Resolves YES if there is an online encyclopedia other than Wikipedia on January 1, 2027 satisfying the following conditions:
- At least 5 billion words of original English, spanning roughly as wide a variety of topics as Wikipedia itself.
- The large majority (>90%) of text should credibly have been written by an AI
- Articles systematically meet the same or better standards of citation as Wikipedia, judged in terms of the broad veracity, extent, and variety of sources. I do not necessarily require that the competitor has licensing or particular citation policies (such as the No Original Research policy) matching those of Wikipedia.
- For a random sample of at least 100 articles on the competitor where there was an equivalent Wikipedia article in late 2024 (i.e. not recent events), I prefer the competitor's article at least 65% of the time over the late-2024 Wikipedia version of the article. I will use the following criteria in making a judgement: usefulness, accuracy, thoroughness, readability, and balance. Since I may be comparing recently-written articles on the competitor to 2024-era Wikipedia articles, which may be out of date, I will take great care not to let out-of-dateness be a factor in my judgement for the Wikipedia articles. I will factor article length in my decision-making to some extent, somewhat penalizing much shorter articles. However, I will prefer articles which use their length economically and effectively over exposition which is lower-quality or irrelevant.

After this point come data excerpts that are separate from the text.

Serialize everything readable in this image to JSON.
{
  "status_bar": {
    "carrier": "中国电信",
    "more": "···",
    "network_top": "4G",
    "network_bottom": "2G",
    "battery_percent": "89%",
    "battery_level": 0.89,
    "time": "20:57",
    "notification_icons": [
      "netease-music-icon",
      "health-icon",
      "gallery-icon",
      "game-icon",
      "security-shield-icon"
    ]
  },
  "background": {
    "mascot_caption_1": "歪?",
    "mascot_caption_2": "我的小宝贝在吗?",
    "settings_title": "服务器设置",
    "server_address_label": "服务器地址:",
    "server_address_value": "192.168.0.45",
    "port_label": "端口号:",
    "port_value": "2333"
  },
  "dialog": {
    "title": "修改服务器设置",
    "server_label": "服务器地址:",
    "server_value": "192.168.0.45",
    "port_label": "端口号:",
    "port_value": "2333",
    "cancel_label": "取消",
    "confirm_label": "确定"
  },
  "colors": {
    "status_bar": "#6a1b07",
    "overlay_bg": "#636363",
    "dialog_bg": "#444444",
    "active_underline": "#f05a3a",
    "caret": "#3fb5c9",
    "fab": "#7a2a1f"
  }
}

- The project cannot be a "close modification" of Wikipedia itself. I will exercise judgement in determining what counts. As an example, if the competitor uses Wikipedia articles as a starting point for modification, or systematically heavily references the text of Wikipedia articles while writing, this would be disqualifying. It is fine if the competitor consults the titles and sources of Wikipedia articles (rather than the text of articles) in order to decide what to write about and/or to do research.
- It is fine if the competitor is not an encyclopedia in the standard sense, as long as its contents are systematically publicly accessible and indexable. For example, it's OK if the competitor's articles are primarily integrated into a search product, social media platform, or prediction market platform.
Update 2024-18-12 (PST): - A personalized AI wiki that is generated on-the-fly can qualify as a valid competitor, as long as it is publicly available and indexable and meets all other criteria in the description. (AI summary of creator comment)
@PaulHan Yes, in principle a wiki generated just for me could resolve this market as long as it’s publicly available and indexable. Inference would have to get really cheap for me to pay for 5B words of it, though. Not out of the question, but likely crowdsourced AI wikis will exist before personalized ones.